Every now and then I want to generate normally distributed values in something like Perl, which does not have built-in functions for it. Unfortunately, there’s no easily remembered way to generate numbers from the normal distribution. I just learned the best way to do it: don’t. Generate logistically distributed values instead.

Seriously! Look at it: the bars are logistically distributed values, and the
curve is the normal distribution. That’s absolutely close enough for any
practical purpose I can think of.^{1} The normal distribution occurs frequently
in proofs of exact mathematical relationships. In the real world, uncertainties
around which specific distribution is appropriate are often large enough that an
approximation is just as good as the real deal.

The reason the logistic distribution is so much better is that it’s easy to remember how to draw from it. Here’s the algorithm:

- Generate a uniformly distributed value between 0 and 1. Almost all standard libraries have functions for this. Call this value \(p\). It will be the quantile we select from the logistic distribution.
Compute the log-odds corresponding to that quantile as such:

\[\ell = \log{\frac{p}{1-p}}.\]

- Give it the correct standard deviation by multiplying with a magic
number
^{2}Well, 0.55 is an approximation. The real magic number is \(\frac{\sqrt{3}}{\pi}\). But I don’t know how I’d remember that so 0.55 is easier., giving us \(x = 0.55 \ell\). - Done! Now \(x\) is a draw from almost the standardised normal distribution.

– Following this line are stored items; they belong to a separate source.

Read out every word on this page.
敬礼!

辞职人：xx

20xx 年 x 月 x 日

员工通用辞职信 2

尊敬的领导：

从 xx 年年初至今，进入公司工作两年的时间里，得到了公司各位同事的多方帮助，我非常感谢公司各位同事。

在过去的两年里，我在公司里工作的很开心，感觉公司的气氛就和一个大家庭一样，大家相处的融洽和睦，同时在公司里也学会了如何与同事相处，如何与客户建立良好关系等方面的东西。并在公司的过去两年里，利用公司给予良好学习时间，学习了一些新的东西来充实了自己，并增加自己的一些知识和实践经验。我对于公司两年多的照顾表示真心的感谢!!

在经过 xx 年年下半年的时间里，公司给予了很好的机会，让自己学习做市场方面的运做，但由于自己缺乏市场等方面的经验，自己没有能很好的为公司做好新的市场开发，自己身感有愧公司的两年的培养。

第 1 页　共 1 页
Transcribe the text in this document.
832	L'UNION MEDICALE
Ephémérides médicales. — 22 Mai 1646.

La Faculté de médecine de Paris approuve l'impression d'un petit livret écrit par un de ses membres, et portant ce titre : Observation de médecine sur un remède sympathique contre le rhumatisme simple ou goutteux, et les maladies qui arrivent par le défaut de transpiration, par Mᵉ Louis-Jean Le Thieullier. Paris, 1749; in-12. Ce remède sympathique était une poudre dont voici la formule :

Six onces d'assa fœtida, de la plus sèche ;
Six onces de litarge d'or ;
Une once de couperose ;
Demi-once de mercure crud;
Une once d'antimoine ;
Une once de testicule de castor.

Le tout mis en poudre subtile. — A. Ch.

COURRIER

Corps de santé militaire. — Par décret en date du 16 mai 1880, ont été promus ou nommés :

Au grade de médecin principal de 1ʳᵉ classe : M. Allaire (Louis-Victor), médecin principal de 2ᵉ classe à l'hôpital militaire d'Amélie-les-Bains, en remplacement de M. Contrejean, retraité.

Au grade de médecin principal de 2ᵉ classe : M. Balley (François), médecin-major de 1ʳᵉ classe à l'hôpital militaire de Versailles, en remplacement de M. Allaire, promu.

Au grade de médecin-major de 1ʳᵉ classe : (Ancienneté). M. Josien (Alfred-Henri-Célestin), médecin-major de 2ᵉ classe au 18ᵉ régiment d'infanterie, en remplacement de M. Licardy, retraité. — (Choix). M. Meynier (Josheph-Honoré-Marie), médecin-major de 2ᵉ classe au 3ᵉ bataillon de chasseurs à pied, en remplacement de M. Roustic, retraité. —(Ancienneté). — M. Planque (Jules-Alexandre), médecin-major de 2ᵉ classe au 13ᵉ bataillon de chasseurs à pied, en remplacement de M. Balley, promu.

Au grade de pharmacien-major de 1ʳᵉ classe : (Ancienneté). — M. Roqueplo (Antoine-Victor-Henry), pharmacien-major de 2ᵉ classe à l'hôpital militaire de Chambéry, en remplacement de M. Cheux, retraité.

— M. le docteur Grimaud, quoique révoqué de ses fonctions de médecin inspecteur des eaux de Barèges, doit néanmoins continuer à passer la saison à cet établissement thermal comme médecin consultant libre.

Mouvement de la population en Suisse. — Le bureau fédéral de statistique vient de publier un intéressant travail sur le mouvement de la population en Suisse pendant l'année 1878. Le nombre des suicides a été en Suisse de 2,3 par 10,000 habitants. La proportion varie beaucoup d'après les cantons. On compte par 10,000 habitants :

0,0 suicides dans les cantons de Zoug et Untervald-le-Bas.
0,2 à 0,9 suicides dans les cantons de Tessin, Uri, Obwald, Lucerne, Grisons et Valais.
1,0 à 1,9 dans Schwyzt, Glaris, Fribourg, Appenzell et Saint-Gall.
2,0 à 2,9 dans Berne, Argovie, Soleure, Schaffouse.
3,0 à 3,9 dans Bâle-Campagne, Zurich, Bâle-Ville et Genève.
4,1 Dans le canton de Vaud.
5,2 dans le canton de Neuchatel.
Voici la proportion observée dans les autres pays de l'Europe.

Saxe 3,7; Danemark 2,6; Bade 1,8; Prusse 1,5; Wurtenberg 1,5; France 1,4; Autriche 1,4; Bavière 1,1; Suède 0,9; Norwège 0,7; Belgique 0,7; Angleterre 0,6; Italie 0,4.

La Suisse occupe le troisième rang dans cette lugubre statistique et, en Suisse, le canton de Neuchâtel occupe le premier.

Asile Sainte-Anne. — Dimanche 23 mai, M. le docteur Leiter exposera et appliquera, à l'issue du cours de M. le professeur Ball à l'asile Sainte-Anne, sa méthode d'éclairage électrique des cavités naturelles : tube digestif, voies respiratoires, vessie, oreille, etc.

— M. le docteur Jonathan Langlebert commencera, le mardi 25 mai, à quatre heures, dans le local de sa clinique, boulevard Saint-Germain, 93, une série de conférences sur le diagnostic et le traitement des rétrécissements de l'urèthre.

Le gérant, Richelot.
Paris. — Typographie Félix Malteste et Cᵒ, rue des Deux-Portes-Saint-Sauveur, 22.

If we want a different mean and/or standard deviation, we scale up the same way we would if it was a real normal draw, i.e. \(\mu + \sigma x\). In other words, given a uniformly distributed \(p\), the complete process is

\[x = \mu + 0.55 \sigma \log{\frac{p}{1-p}}.\]

*That’s it.*

# Logistic distribution has fatter tails

As we can see from the plot above, the logistic distribution has slightly fatter tails than the normal distribution. Here’s zoomed in to the region beyond two standard deviations. Grey is still logistic distribution, black is normal.

This means when drawing from the logistic distribution we will get slightly more central values, and slightly more extreme values. This is usually a good thing, because few real-world processes are as well behaved as the normal distribution.

# Drawing from the actual normal distribution

The problem with drawing from the actual normal distribution is that we don’t
have a closed-form way of doing it. It needs to be done numerically. For
details, see the Wikipedia page, section *Computational methods*. It’s not that
these methods are complicated, it’s just that I have no chance of remembering
how to do it^{3} Well, except perhaps the Irwin–Hall approximation. and I hate
having to look up basic algorithms.

I can easily remember

\[x = \mu + 0.55 \sigma \log{\frac{p}{1-p}}\]

for the rest of my life – especially now, having written this article!

# Spot the true normal

In case you still don’t believe this is a good idea, here’s your chance to prove me wrong. Half of these plots are drawn from the real normal distribution, whereas half come from a logistic distribution. Guess which one is which! You get a generous 80 samples from each.

I’m happy to receive guesses. Why don’t we set up a scoreboard?

Guesser | p-value |
---|---|

Nick | 0.17 |

jocke-l | 0.17 |

kqr | 0.50 |

modeless | 0.83 |

The p-value is the probability of guessing that many correct (or more) if one truly has no idea which is which. In other words, I got a few right, but this result or better would have happened by chance 50 % of the time even if I had no way of telling them apart. Not a very impressive result.